Ele está tão assustado quanto eu, percebeu Sansa. Isso talvez devesse tê-la deixado mais compreensiva para com ele, mas não a deixou. Tudo que sentiu foi pena, e a pena é a morte do desejo.
Se levarmos em consideração apenas o ambiente, Tyrion não tinha
razão para adotar uma postura ética. Mas esta é consequência da construção que
ele fez de si mesmo, a despeito das relações familiares e da cultura socialmente
defendida no seu entorno.
-Por minha honra Lannister - disse o Duende -, juro não tocá-la até que queira que eu o faça.Precisou de toda a coragem que possuía para olhar aqueles olhos desiguais e dizer:- E se eu nunca quiser que faça isso, senhor?A boca dele contraiu-se como se o tivesse esbofeteado.- Nunca?- Sansa tinha o pescoço tão tenso que quase não conseguiu assentir. – Ora - disse ele -, é por isso que os deuses fazem as prostitutas, para duendes como eu. – Fechou seus dedos curtos e grossos num punho e saltou da cama.
Em situações como essa, o que nos orienta é o livre-arbítrio.
Independente da posição que cada um de nós ocupe nas relações de poder, o bem ou
o mal que fazemos aqueles com os quais nos relacionamentos é resultado das
nossas escolhas. E, neste processo, não há fator ambiental determinante.

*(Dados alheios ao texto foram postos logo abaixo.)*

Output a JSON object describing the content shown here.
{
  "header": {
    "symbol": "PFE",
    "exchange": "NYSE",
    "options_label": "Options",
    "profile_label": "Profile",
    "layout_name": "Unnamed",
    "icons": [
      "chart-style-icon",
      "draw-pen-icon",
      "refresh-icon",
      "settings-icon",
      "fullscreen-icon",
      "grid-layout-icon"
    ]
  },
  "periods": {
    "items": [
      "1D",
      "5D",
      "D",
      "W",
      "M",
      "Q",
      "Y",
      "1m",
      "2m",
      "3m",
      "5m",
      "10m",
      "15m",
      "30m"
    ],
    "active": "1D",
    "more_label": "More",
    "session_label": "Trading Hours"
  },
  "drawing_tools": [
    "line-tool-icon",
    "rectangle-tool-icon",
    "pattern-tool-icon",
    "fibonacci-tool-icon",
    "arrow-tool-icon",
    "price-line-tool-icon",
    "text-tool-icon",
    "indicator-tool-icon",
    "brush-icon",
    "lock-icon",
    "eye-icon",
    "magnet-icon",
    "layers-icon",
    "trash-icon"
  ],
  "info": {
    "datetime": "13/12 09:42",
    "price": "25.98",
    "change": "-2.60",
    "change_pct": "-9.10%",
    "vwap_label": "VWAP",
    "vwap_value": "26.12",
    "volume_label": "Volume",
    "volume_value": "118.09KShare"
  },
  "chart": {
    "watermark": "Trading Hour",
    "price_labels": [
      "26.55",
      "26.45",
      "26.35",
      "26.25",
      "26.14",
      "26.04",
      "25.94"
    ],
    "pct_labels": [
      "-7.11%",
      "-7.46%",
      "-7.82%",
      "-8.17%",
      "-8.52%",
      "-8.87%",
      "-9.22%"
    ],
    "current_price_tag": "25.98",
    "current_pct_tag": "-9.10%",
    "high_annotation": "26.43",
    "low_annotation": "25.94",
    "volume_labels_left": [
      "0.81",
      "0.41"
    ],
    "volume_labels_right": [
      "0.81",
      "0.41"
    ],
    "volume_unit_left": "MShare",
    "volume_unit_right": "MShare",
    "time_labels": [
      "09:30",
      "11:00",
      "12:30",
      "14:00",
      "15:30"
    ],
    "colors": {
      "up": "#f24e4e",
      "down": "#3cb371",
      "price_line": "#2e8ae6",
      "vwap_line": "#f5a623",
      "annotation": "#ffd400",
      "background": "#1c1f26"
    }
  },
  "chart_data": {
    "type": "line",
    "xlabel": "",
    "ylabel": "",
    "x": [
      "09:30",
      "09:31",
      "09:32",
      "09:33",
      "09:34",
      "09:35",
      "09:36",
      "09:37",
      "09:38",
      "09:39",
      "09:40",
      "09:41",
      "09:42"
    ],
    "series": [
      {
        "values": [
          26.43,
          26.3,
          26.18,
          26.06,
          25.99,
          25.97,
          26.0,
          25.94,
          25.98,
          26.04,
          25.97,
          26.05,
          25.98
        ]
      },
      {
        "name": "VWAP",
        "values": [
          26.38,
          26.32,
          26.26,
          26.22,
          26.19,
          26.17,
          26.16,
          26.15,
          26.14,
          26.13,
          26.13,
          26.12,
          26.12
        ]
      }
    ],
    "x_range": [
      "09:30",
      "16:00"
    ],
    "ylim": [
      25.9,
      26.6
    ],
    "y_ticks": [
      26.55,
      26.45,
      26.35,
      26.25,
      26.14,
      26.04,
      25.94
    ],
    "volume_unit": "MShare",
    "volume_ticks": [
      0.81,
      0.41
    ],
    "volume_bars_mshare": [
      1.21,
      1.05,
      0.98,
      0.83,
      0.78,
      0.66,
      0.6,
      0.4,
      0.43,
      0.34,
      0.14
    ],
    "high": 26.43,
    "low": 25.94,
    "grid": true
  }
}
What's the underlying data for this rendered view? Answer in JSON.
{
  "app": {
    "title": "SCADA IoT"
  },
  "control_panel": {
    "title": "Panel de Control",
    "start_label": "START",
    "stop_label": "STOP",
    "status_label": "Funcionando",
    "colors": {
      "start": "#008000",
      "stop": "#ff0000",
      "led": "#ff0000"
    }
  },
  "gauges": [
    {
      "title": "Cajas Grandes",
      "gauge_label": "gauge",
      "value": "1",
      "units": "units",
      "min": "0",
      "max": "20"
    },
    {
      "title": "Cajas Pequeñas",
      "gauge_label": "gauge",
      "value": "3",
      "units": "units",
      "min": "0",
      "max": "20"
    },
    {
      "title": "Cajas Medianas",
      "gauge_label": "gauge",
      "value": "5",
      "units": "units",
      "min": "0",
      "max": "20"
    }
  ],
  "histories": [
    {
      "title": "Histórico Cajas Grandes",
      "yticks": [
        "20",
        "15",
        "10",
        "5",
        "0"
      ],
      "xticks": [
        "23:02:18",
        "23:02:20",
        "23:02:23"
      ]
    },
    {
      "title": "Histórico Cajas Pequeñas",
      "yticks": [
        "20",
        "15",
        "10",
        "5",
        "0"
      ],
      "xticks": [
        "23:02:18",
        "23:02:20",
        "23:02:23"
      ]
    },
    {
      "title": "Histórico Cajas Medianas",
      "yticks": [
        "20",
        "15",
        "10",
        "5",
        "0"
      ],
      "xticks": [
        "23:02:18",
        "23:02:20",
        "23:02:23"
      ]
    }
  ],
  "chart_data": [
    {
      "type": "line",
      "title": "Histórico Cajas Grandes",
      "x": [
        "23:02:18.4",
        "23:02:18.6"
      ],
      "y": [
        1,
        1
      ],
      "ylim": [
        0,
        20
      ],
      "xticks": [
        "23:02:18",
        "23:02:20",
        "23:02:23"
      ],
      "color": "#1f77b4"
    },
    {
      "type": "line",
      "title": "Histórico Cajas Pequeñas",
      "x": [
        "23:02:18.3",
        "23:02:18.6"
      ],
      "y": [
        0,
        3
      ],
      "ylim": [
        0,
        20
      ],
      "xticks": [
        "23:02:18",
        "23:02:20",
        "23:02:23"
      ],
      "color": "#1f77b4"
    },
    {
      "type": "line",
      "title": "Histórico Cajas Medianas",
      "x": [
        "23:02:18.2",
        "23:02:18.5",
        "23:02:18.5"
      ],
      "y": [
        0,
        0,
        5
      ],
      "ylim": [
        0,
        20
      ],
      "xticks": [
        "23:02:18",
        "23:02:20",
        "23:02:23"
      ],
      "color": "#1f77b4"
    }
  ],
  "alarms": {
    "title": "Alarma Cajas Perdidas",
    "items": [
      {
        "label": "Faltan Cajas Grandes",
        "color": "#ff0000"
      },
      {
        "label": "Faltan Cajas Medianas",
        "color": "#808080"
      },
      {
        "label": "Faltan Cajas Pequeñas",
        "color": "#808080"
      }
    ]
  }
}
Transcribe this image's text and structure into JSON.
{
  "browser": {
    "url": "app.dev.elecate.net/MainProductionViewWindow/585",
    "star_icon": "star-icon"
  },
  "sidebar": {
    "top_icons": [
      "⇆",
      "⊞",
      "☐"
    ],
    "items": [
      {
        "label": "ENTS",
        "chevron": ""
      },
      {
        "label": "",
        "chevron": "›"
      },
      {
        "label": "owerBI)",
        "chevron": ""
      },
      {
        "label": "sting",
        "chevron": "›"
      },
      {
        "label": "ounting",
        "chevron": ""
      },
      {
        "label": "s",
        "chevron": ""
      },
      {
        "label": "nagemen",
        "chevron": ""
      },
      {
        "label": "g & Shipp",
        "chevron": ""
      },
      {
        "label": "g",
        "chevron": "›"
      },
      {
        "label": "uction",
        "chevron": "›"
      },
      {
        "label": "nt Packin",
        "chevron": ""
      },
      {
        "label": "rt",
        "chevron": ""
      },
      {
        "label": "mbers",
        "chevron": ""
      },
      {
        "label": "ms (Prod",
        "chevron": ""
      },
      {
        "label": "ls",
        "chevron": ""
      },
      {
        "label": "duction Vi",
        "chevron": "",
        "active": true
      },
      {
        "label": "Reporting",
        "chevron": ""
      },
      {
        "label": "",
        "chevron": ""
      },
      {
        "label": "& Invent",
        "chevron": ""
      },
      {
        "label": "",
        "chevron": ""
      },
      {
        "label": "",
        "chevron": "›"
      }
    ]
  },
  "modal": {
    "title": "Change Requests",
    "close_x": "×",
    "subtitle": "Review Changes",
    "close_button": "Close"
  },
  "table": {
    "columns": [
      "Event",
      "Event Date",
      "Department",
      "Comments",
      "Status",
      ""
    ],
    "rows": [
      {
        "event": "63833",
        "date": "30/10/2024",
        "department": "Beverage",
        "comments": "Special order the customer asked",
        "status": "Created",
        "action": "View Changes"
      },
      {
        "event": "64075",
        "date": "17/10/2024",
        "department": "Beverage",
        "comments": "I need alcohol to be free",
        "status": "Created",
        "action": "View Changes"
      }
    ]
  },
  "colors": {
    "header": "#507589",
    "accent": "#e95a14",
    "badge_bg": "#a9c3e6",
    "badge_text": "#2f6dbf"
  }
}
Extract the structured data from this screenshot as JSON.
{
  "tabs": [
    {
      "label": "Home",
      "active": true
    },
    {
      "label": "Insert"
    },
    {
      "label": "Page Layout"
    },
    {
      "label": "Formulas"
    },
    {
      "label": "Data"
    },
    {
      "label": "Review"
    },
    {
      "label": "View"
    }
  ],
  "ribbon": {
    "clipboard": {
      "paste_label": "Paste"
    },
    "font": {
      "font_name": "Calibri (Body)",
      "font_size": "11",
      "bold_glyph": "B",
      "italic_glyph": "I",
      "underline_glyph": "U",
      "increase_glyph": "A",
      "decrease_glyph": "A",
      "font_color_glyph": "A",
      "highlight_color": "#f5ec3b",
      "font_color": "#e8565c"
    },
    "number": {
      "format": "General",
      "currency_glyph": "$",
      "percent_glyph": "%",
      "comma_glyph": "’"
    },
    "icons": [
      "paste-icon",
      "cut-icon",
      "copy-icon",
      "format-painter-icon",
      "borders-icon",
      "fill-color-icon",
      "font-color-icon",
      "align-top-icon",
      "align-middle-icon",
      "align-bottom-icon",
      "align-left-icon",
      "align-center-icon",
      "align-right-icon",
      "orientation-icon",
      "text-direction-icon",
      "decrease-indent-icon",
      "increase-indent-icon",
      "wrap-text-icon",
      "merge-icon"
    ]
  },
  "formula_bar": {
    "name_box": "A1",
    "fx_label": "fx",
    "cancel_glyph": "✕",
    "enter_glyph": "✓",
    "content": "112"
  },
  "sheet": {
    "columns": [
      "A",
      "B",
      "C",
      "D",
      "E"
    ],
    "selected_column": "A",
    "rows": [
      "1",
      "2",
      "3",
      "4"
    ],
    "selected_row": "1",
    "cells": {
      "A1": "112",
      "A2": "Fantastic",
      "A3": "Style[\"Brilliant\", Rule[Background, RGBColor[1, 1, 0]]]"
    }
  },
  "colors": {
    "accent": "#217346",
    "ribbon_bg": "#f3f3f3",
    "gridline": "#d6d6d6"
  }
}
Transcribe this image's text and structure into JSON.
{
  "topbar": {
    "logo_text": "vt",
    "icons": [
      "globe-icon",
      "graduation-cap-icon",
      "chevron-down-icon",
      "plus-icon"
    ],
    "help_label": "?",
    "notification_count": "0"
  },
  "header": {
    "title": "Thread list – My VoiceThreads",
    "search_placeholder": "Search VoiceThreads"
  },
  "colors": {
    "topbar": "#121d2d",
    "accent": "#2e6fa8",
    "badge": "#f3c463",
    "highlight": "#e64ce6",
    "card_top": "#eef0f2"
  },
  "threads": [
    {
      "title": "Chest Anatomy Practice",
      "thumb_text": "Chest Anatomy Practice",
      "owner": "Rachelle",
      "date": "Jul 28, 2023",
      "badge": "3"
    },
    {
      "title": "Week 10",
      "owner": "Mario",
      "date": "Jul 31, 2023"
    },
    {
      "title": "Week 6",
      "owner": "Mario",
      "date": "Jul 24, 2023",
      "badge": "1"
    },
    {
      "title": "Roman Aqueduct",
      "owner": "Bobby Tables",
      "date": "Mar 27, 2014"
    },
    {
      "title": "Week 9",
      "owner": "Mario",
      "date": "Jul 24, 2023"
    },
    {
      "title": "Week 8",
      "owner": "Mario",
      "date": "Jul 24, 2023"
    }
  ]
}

Se
assim fosse, Tyrion teria violentado Sansa, conforme a orientação do pai, e
ponto.
Ao optar por preservá-la, o anão também preserva a própria
integridade moral, por meio de uma conduta ética que, a despeito deste
episódio, não é uma constante nos posicionamentos que adota.
Essa dualidade revela a contradição da constituição humana.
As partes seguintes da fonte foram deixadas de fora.